With the interest in beekeeping increasing every year, the app can help provide valuable information to agriculture producers across the state. Kentucky is also home to several beekeeping schools made possible through Cooperative Extension and Kentucky State University’s Beginning Farmer series to assist new and experienced beekeepers in a number of areas related to their hives.
Potter, who maintains her husband’s apiaries on two family farms, said many simple things can be done to help maintain the health of pollinators of all kinds especially as if relates to chemical applications.
“We have an orchard on one of our farms and wait until 5:00 or 6:00 at night so that we're not applying anything when insects are flying,” she said. “Another thing that farmers can do is really simple, they can go out 48 hours before they apply a product and mow all of the attractive flowers that could be in bloom, so that those flowers are not attractive to insects. That action clears the area of attractive forage for when you do apply that product.”
There are other practices that have proven to be beneficial to the environment, as a whole, when it comes to production agriculture, including the technology that helped create GMO crops, no-till production measures, and the use of cover crops to help maintain soil health in a very natural way, all of which contribute to less use of chemicals and better care of the soil and the environment.
Potter also recognizes the benefits of other technologies that help to protect pollinators.
“I think the technology in agriculture gets more specialized every year.
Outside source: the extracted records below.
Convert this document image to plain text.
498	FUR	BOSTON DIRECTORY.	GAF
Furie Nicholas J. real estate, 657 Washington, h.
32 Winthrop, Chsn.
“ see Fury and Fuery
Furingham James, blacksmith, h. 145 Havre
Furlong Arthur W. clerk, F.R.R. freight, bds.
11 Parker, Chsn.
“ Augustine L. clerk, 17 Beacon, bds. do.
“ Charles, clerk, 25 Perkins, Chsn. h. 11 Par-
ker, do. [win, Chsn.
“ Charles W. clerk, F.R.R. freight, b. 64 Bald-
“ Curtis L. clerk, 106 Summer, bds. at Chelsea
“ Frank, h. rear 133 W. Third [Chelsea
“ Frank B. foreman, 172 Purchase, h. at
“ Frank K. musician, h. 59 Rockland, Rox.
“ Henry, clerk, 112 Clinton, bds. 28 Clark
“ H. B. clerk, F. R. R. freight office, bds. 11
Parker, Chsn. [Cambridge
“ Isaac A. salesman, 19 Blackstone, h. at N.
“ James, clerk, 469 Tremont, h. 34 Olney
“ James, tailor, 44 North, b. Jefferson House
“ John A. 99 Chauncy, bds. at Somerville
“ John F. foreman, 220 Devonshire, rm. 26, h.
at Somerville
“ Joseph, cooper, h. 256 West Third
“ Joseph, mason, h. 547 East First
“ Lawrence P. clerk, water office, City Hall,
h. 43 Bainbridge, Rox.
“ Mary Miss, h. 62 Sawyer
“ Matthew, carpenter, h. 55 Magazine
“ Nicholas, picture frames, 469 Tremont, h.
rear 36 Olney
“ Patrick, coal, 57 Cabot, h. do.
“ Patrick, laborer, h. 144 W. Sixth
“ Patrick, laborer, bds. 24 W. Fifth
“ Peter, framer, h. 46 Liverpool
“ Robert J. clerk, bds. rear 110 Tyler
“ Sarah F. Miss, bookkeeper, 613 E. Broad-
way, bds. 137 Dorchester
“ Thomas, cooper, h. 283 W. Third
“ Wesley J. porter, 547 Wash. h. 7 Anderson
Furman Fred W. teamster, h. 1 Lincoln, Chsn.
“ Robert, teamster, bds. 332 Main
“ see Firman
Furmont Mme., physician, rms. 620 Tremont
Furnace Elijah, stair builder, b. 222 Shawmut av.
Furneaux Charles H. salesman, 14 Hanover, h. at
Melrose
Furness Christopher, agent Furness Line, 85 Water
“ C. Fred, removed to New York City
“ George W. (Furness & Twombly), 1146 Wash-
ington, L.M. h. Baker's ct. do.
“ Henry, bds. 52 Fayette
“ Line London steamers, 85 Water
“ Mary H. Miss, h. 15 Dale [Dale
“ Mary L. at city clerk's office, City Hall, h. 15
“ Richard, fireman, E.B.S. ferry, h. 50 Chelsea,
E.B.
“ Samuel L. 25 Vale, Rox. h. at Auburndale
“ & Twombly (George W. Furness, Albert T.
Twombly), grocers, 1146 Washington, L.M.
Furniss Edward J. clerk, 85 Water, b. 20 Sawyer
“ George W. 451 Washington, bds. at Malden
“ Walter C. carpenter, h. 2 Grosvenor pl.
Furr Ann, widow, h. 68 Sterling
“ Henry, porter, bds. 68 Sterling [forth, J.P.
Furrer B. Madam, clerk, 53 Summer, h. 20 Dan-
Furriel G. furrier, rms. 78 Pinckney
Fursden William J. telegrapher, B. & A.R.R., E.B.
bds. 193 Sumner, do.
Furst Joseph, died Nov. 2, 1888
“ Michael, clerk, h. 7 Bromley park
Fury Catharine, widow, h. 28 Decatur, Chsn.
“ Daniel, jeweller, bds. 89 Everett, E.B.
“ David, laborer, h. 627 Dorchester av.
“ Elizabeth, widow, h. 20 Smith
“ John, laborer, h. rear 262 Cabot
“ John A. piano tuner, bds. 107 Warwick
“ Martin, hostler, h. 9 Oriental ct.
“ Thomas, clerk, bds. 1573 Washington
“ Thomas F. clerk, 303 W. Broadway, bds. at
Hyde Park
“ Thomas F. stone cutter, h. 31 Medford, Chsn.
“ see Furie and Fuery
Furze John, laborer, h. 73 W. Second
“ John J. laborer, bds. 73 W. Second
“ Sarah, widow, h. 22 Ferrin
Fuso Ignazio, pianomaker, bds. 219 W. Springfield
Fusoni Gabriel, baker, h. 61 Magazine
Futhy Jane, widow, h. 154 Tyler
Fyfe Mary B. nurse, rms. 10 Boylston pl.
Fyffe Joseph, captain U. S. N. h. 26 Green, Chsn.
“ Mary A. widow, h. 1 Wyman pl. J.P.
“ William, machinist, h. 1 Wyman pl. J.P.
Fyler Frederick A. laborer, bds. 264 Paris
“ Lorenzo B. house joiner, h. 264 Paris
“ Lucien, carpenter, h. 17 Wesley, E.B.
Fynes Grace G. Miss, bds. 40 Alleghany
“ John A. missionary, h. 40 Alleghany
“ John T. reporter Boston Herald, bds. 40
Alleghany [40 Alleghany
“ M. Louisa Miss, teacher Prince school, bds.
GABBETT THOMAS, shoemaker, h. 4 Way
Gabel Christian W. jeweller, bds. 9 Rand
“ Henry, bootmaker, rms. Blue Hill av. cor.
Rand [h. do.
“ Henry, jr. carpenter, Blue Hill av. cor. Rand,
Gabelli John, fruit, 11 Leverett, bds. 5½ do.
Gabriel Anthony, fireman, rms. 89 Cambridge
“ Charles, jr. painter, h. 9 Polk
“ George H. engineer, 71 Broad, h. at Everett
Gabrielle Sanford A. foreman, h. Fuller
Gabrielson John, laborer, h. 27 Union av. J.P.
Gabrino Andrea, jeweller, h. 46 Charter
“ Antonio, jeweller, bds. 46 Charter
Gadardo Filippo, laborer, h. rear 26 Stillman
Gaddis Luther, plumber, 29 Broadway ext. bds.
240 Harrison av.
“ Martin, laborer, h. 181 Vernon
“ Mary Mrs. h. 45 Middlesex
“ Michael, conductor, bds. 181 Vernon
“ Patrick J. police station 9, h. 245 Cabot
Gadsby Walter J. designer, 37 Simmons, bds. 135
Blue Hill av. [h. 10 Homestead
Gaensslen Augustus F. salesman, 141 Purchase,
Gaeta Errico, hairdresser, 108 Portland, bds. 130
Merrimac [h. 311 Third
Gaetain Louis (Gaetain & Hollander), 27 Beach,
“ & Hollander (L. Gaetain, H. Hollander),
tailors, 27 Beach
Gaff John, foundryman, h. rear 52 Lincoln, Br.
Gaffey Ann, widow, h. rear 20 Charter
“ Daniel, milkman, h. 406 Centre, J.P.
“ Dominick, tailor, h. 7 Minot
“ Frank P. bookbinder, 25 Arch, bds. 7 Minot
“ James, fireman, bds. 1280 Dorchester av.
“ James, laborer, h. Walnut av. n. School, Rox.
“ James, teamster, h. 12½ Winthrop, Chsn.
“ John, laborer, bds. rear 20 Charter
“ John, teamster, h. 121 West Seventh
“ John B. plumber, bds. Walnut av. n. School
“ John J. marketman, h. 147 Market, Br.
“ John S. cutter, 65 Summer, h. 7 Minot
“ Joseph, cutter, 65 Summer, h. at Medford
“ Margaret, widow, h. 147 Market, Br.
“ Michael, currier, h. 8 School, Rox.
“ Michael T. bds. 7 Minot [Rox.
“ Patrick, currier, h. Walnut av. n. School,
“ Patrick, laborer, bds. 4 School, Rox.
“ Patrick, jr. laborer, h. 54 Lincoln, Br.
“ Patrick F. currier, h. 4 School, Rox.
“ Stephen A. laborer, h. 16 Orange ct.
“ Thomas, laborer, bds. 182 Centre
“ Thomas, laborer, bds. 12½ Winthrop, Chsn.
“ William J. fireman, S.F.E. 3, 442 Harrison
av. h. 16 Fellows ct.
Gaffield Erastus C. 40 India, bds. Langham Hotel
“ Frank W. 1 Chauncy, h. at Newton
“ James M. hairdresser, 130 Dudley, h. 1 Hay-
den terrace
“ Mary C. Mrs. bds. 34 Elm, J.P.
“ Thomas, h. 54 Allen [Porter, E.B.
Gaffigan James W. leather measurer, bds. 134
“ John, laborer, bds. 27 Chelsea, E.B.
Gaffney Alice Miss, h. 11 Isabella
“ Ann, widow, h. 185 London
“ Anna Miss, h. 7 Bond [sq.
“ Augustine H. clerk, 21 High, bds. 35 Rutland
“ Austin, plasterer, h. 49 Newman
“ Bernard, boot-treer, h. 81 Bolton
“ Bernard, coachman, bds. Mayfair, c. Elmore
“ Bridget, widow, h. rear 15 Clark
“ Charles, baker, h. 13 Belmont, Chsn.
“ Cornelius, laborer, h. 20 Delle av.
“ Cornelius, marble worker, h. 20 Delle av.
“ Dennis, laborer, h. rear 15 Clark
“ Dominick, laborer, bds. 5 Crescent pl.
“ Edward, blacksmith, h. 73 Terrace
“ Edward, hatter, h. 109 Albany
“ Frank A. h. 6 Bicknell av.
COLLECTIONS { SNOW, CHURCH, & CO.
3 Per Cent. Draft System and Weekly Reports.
A great example of that is air blast sprayers, which better target areas of application and lessen the possibility of any spray-product drift,” she said.
Still, communication and education seem to be the most effective and cheapest tools in promoting and protecting pollinators of all species in all places.
Maintaining hives can provide many rewards but also many challenges, so Potter warns that beekeeping may not be something producers, who depend on pollinators, need to take up on their own. She said in some cases, those producers (organic farms) may allow beekeepers to leave their hives on the property on more of a permanent basis. But there are some commercial beekeepers in the state that move their hives to areas where needed, such as pumpkin or watermelon areas.
Having a relationship with these types of experienced beekeepers is often the best route to go for producers. But for those who want to get into the pollinator business, Potter emphasized it is not a quick study.
“I try to tell people to not spend a dime on bees or equipment until you have spent an entire year going to local bee association meetings, getting a subscription to a trade journal, such as American Bee Journal, or Bee Culture, and spending a entire calendar year learning the biology of a beehive,” Potter said. “Spend your money and time on education. Then, once you've done that, if you're still interested, that's when you can purchase your equipment, your protective clothing and your bees.”